When: Nov 13 2025 @ 1:00 PM
Where: Malone Hall 137
Categories:

Jon Hollenbach is will be presenting his thesis proposal on November 13th. Please see the details below:

 

Date and Time: November 13th, 1PM

Location: Malone 137

Zoom Link: https://JHUBlueJays.zoom.us/j/7428546704?pwd=YlVFcVVoUk5SVDR0RjJsQTROSDhUUT09

Advisor: Prof. Mitra Taheri

 

Title: Data-Driven Autonomous Electron Microscopy: Enabling low-latency control and machine learning for defect engineering in 2D Materials

Abstract: Transmission Electron Microscopy (TEM) offers an exciting platform for the autonomous discovery and processing of materials through multi-modal sensing, precise electron-photon optics, and low-latency controls. The focused electron probe of the TEM, combined with in situ capabilities and direct detection systems, is uniquely equipped for manipulating point defects in two-dimensional materials such as graphene, transition metal dichalcogenides (TMDs), and hexagonal boron nitride (hBN). By enabling atomically precise creation and manipulation of defect arrays within these materials, TEM facilitates the exploration of structures that are critical for the development of quantum devices and single-photon emitters. Achieving reliable processing at the atomic scale necessitates low-latency control over the instrument, as well as rapid analysis and decision-making of large, multi-modal datasets. This work highlights advancements that address these challenges as part of a cohesive framework for autonomous TEM control.

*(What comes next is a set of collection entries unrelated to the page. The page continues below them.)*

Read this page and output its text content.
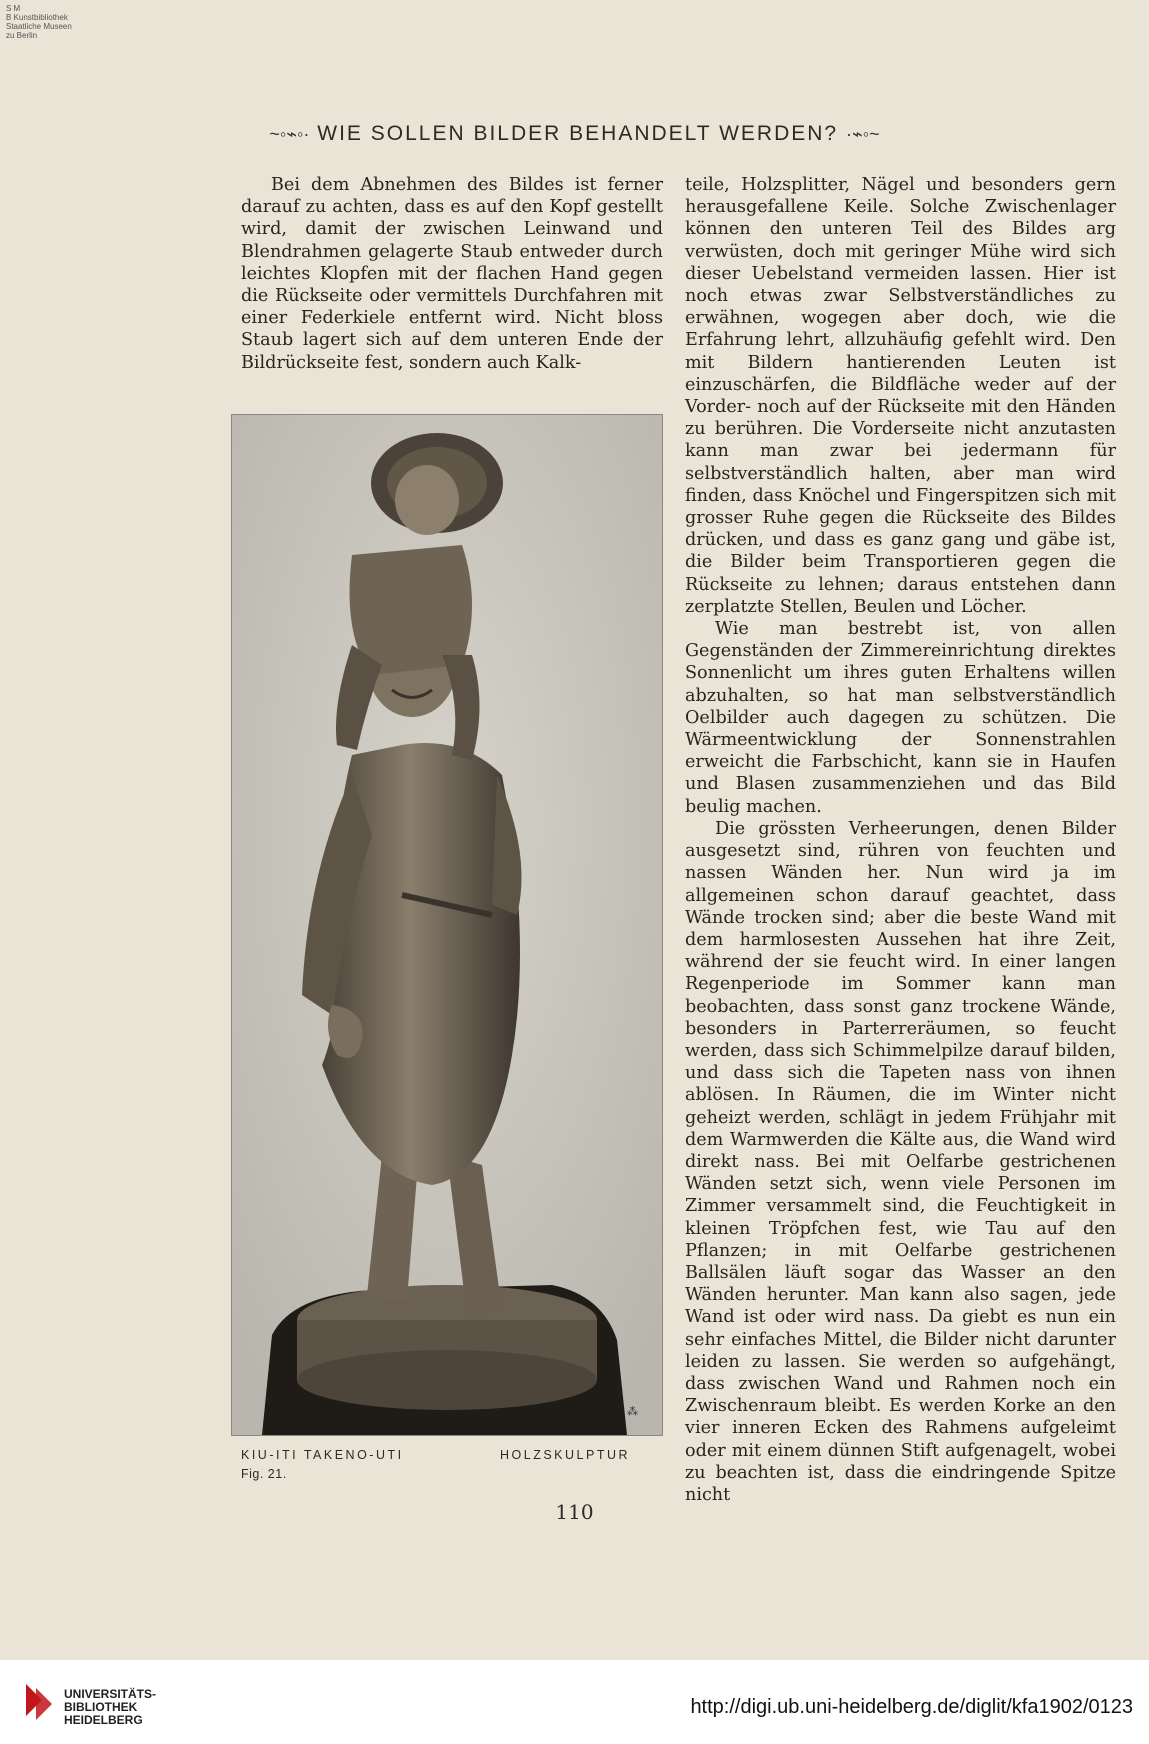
S M
B Kunstbibliothek
Staatliche Museen
zu Berlin
~◦⌁◦· WIE SOLLEN BILDER BEHANDELT WERDEN? ·⌁◦~

Bei dem Abnehmen des Bildes ist ferner darauf zu achten, dass es auf den Kopf gestellt wird, damit der zwischen Leinwand und Blendrahmen gelagerte Staub entweder durch leichtes Klopfen mit der flachen Hand gegen die Rückseite oder vermittels Durchfahren mit einer Federkiele entfernt wird. Nicht bloss Staub lagert sich auf dem unteren Ende der Bildrückseite fest, sondern auch Kalk-

⁂
KIU-ITI TAKENO-UTI	HOLZSKULPTUR
Fig. 21.

teile, Holzsplitter, Nägel und besonders gern herausgefallene Keile. Solche Zwischenlager können den unteren Teil des Bildes arg verwüsten, doch mit geringer Mühe wird sich dieser Uebelstand vermeiden lassen. Hier ist noch etwas zwar Selbstverständliches zu erwähnen, wogegen aber doch, wie die Erfahrung lehrt, allzuhäufig gefehlt wird. Den mit Bildern hantierenden Leuten ist einzuschärfen, die Bildfläche weder auf der Vorder- noch auf der Rückseite mit den Händen zu berühren. Die Vorderseite nicht anzutasten kann man zwar bei jedermann für selbstverständlich halten, aber man wird finden, dass Knöchel und Fingerspitzen sich mit grosser Ruhe gegen die Rückseite des Bildes drücken, und dass es ganz gang und gäbe ist, die Bilder beim Transportieren gegen die Rückseite zu lehnen; daraus entstehen dann zerplatzte Stellen, Beulen und Löcher.

Wie man bestrebt ist, von allen Gegenständen der Zimmereinrichtung direktes Sonnenlicht um ihres guten Erhaltens willen abzuhalten, so hat man selbstverständlich Oelbilder auch dagegen zu schützen. Die Wärmeentwicklung der Sonnenstrahlen erweicht die Farbschicht, kann sie in Haufen und Blasen zusammenziehen und das Bild beulig machen.

Die grössten Verheerungen, denen Bilder ausgesetzt sind, rühren von feuchten und nassen Wänden her. Nun wird ja im allgemeinen schon darauf geachtet, dass Wände trocken sind; aber die beste Wand mit dem harmlosesten Aussehen hat ihre Zeit, während der sie feucht wird. In einer langen Regenperiode im Sommer kann man beobachten, dass sonst ganz trockene Wände, besonders in Parterreräumen, so feucht werden, dass sich Schimmelpilze darauf bilden, und dass sich die Tapeten nass von ihnen ablösen. In Räumen, die im Winter nicht geheizt werden, schlägt in jedem Frühjahr mit dem Warmwerden die Kälte aus, die Wand wird direkt nass. Bei mit Oelfarbe gestrichenen Wänden setzt sich, wenn viele Personen im Zimmer versammelt sind, die Feuchtigkeit in kleinen Tröpfchen fest, wie Tau auf den Pflanzen; in mit Oelfarbe gestrichenen Ballsälen läuft sogar das Wasser an den Wänden herunter. Man kann also sagen, jede Wand ist oder wird nass. Da giebt es nun ein sehr einfaches Mittel, die Bilder nicht darunter leiden zu lassen. Sie werden so aufgehängt, dass zwischen Wand und Rahmen noch ein Zwischenraum bleibt. Es werden Korke an den vier inneren Ecken des Rahmens aufgeleimt oder mit einem dünnen Stift aufgenagelt, wobei zu beachten ist, dass die eindringende Spitze nicht

110
UNIVERSITÄTS-
BIBLIOTHEK
HEIDELBERG
http://digi.ub.uni-heidelberg.de/diglit/kfa1902/0123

Machine learning (ML) has proven to be an effective approach for analyzing information-dense detection modes, including hyperspectral imaging, 4D STEM, and in situ experimentation, particularly for feature extraction, classification, and decision-making. We demonstrate how deep learning methods can provide unsupervised analysis of experimental data, linking clusters within datasets to computationally generated structures. In this context, decision-making based on ML results can either follow a human-in-the-loop approach defined by scientists or leverage custom-built agentic models to generate hypotheses and guide experimental actions.

Control frameworks for TEM are rapidly evolving to meet the needs of laboratory automation. Current frameworks often struggle with latency and flexibility, necessitating the development of a new autonomy framework presented in this work. Given the complexity of TEM systems, which involve hardware and software from multiple vendors and limited application programming interfaces (APIs), our framework aims to unify all control endpoints and streamline data analysis and feedback control. This is achieved through an asynchronous control interface that abstracts endpoint-specific functions into generalized instrument commands, a dedicated inference server that ingests data from all detectors and automates the analysis process, and an experiment database for tracking actions, data, and analyses across experiments. Consequently, this framework serves as both an automation platform for scientist-defined experimentation and a testing ground for autonomous control models, including reinforcement learning and large language model (LLM) agent control models.